Diese Beobachtung ist etwas schief. Gewiß schöpfte Wagner aus dem Mythenbestand, zumeist dem germanischen oder was er dafür hielt, aber der springende Punkt ist, wie er sie umschuf. Mythen waren für ihn Rohmaterial, Steinbrüche, aus denen er sich bediente, um seine eigenen Mythen zu bauen. Wagners Gründe dafür sind vielschichtig. Er glaubte, daß die Mythen, denen das Mittelalter literarische Form gegeben hatte, noch ein Teil des kollektiven Unbewußten seines Volkes waren und das Fühlen und das Handeln der Menschen mitbedingten. Oder umgekehrt: Unter den verschiedenen Gestalten der äußeren Erscheinung ließen sich immer noch die alten Formen und Motivationen entdecken.
Es ist leicht zu sehen, was Joyce aus dieser Art von Annäherung an den Mythos machen würde. Er hatte ein Gespür für das, was er „universale Bedeutung“ nannte, wenn er, wieder in „Drama und Leben“, sagte: „Lohengrin, dessen Drama sich in einer Szenerie der Abgeschiedenheit, im Halblicht, entfaltet, ist keine antwerpische Legende, sondern ein Weltdrama.“ Aber Wagner hatte kaum eine solche universale Applizierbarkeit seiner Mythen im Sinn. Er wollte sein Volk mit dessen eigenem Mythos konfrontieren, in der klaren Absicht einer kritischen Zurschaustellung gesellschaftlicher Kräfte. Sein Siegfried ist ein recht offensichtliches Beispiel für den neuen, den ersehnten Heldentypus – ein Träumer, der etwas von einem Toren hat und mehr im amorphen Reich seines Unbewußten lebt als im Licht der Vernunft, kurz, ein deutscher Prototyp, der aber die Verlockungen des jüdischen Intellektualismus oder des bürgerlichen Kapitalismus (der Nibelungenhort) verächtlich zurückweist und sich eigensinnig durchkämpft, auch auf die Gefahr hin, daß er dabei selber oder daß die ganze Welt zugrunde geht.
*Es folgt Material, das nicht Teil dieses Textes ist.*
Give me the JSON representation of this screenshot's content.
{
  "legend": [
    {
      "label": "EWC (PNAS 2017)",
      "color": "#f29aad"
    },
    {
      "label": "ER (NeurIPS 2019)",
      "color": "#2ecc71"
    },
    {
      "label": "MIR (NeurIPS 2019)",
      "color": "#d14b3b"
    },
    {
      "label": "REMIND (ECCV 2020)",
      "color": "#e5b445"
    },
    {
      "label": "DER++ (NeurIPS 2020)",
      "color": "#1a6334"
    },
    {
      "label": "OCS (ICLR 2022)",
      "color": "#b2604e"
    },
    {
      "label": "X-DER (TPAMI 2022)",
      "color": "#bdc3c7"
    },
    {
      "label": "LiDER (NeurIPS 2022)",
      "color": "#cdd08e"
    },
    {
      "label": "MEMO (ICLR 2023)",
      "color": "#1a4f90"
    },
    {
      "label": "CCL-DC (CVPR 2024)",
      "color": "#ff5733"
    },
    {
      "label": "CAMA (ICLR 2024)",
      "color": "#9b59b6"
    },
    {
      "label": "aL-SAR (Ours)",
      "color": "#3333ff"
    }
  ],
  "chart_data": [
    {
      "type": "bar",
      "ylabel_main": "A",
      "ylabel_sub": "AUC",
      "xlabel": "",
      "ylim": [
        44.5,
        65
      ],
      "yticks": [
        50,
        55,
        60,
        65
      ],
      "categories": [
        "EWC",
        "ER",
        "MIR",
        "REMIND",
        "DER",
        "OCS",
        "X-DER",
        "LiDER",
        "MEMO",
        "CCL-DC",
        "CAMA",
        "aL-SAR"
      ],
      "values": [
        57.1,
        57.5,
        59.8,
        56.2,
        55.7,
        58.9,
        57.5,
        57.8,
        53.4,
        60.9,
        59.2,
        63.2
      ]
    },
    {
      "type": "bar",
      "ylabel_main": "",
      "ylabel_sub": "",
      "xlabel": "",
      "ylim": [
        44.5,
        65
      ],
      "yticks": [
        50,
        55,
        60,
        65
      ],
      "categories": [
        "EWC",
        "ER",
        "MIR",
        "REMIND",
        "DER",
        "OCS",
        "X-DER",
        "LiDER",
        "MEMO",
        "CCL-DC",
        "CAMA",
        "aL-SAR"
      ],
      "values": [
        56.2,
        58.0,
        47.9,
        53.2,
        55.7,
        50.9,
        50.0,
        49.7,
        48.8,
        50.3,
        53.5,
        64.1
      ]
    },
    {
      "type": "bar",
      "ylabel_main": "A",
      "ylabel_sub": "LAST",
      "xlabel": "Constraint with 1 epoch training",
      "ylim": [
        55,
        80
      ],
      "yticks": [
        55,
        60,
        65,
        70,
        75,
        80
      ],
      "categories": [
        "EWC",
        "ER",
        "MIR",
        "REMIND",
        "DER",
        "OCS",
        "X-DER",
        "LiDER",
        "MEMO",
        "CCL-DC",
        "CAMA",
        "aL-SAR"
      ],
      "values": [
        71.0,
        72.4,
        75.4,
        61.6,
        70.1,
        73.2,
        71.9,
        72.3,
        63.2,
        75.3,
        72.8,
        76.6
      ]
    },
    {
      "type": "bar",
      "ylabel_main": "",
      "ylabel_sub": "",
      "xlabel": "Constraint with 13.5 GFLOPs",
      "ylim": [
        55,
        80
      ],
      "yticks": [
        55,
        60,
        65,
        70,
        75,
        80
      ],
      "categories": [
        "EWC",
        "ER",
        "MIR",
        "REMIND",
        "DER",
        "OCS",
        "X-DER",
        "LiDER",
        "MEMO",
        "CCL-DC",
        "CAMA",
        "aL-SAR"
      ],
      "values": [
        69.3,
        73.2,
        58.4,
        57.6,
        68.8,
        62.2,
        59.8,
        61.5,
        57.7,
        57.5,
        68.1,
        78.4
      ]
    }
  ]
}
Joyce sah nicht immer die Komplexität der Sigfried-Figur, als er seinen Stephen sich partiell mit ihr identifizieren ließ. Auch Stephen wischt kurzerhand die Ansprüche seiner Familie, seines Landes und seiner Kirche beiseite. Bevor er sich in diesem Sinne (im Gespräch mit Cranly) äußert, hört er das Waldvogel-Motiv aus dem SIEGFRIED als eine Art Auslöser. Obwohl er nicht das neue Schwert, Nothung, wie Siegfried in der Schmiede Mimes schmiedet, zieht er am Ende aus, um „in der Schmiede meiner Seele das ungeschaffene Gewissen meines Volkes zu schmieden“, nimmt sich also auf seine Weise gewissermaßen vor, was Sigfried erstrebte. Doch im „Circe“-Kapitel des ULYSSES schwingt Stephen seinen Eschenstock und zertrümmert mit dem Schrei „Nothung“ den Kronleuchter des Bordells, in einem Akt, der den „Untergang allen Raums“ auslöst. Das schaurige Pathos wird hier in seiner Lächerlichkeit vorgeführt.
Es war jedoch Wagners Technik, von der Joyce am meisten lernte. Wagner arbeitete mit relativ kleinen musikalischen Einheiten – der Melodie, der Akkorde, des Rhythmus, der Instrumente – , die er verschiedenen Themen und Figuren (Figurengruppen) zuordnete. Sie werden so eingeführt, daß der Hörer von ihnen her sofort die Themen oder Figuren erkennen kann; der Hörer weiß, wenn ein bestimmtes Hornsignal ertönt, wird ein bestimmter Charakter gleich auftreten. Es ist das, was Wagner die „Leitmotiv“-Technik nannte.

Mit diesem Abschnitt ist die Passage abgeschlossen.